Estreito de Ormuz permanece praticamente fechado devido a minas navais iranianas
O governo dos Estados Unidos, sob a administração Trump, revelou que o Irã não possui condições técnicas para reabrir completamente o Estreito de Ormuz ao tráfego naval internacional. Segundo autoridades norte-americanas, as autoridades iranianas simplesmente não sabem onde estão localizadas todas as minas navais que foram instaladas na região durante o conflito recente.
A informação, inicialmente divulgada pelo prestigiado jornal The New York Times na última sexta-feira (10), expõe uma das principais razões para a persistente interdição dessa rota marítima vital. A demora iraniana em normalizar a passagem tem gerado forte irritação na Casa Branca, uma vez que o estreito é um corredor essencial para o comércio global de petróleo e gás natural.
Acordo de cessar-fogo e a não reabertura
A retomada segura do fluxo marítimo foi uma das condições fundamentais estabelecidas no acordo de cessar-fogo firmado na última terça-feira (7). No entanto, na prática, o compromisso não foi cumprido. O presidente Donald Trump manifestou seu descontentamento publicamente na quinta-feira (9), através de uma publicação na rede social Truth Social, onde acusou o Irã de realizar um "trabalho muito ruim e desonroso" na gestão do Estreito de Ormuz.
Em contrapartida, o vice-ministro das Relações Exteriores do Irã, Saeed Khatibzadeh, afirmou que a passagem está tecnicamente aberta, mas sujeita a severas restrições. As autoridades iranianas alertaram repetidamente para os riscos representados pelas minas navais na área e declararam que a Guarda Revolucionária está coordenando o tráfego. A realidade, porém, é bem diferente: apenas um punhado de embarcações tem recebido autorização para realizar a travessia.
Queda drástica no tráfego e nova rota proposta
Dados concretos de rastreamento de navios, divulgados pela agência Reuters, ilustram a gravidade da situação. Nesta quinta-feira, apenas seis navios conseguiram passar pelo estreito, um número drasticamente inferior à média histórica de aproximadamente 140 embarcações por dia. Essa redução de mais de 95% no volume de tráfego tem impactos diretos na economia global, considerando que por Ormuz transita cerca de 20% de todo o petróleo comercializado no planeta.

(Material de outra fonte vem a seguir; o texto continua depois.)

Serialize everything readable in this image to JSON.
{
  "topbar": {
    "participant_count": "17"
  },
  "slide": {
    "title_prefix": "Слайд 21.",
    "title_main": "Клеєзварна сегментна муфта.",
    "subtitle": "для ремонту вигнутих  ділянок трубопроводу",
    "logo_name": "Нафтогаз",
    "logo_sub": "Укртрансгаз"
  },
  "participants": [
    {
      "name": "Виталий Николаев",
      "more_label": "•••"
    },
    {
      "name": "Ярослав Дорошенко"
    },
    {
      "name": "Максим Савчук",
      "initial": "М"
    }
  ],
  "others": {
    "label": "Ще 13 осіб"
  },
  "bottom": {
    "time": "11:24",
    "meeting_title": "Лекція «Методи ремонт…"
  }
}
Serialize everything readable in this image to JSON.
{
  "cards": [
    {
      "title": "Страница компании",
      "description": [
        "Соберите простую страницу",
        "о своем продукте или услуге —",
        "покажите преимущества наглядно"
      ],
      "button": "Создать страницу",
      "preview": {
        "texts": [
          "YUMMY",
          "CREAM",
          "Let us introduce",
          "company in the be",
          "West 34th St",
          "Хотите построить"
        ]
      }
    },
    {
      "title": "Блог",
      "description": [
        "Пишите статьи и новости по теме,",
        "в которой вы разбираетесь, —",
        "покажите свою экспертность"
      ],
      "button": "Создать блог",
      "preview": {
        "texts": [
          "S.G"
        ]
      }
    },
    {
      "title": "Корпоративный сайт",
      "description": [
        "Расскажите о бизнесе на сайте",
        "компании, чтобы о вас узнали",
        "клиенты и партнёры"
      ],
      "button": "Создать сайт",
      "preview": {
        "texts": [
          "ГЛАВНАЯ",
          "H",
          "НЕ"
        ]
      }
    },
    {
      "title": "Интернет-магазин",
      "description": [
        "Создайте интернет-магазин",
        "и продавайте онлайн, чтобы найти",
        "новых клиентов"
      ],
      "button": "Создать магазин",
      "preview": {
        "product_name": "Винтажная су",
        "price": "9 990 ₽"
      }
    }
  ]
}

Diante do perigo, a Guarda Revolucionária do Irã está a orientar as embarcações a navegarem por uma rota alternativa, utilizando as águas territoriais iranianas ao redor da Ilha de Larak. A nova diretriz, divulgada pela agência de notícias Tasnim, determina que os navios devem entrar no estreito ao norte da ilha e sair ao sul dela, sempre em coordenação com a Marinha da Guarda Revolucionária, numa tentativa de evitar as rotas habituais agora consideradas perigosas.
Risco persistente e poderio das minas navais
A empresa britânica de segurança marítima Ambrey emitiu um comunicado alertando para um "risco contínuo e real" para qualquer trânsito não autorizado pelo Estreito de Ormuz. O alerta é especialmente direcionado a embarcações vinculadas a Israel e aos Estados Unidos. A empresa ainda destacou que, mesmo navios com aparente autorização têm sido impedidos de passar nas últimas semanas.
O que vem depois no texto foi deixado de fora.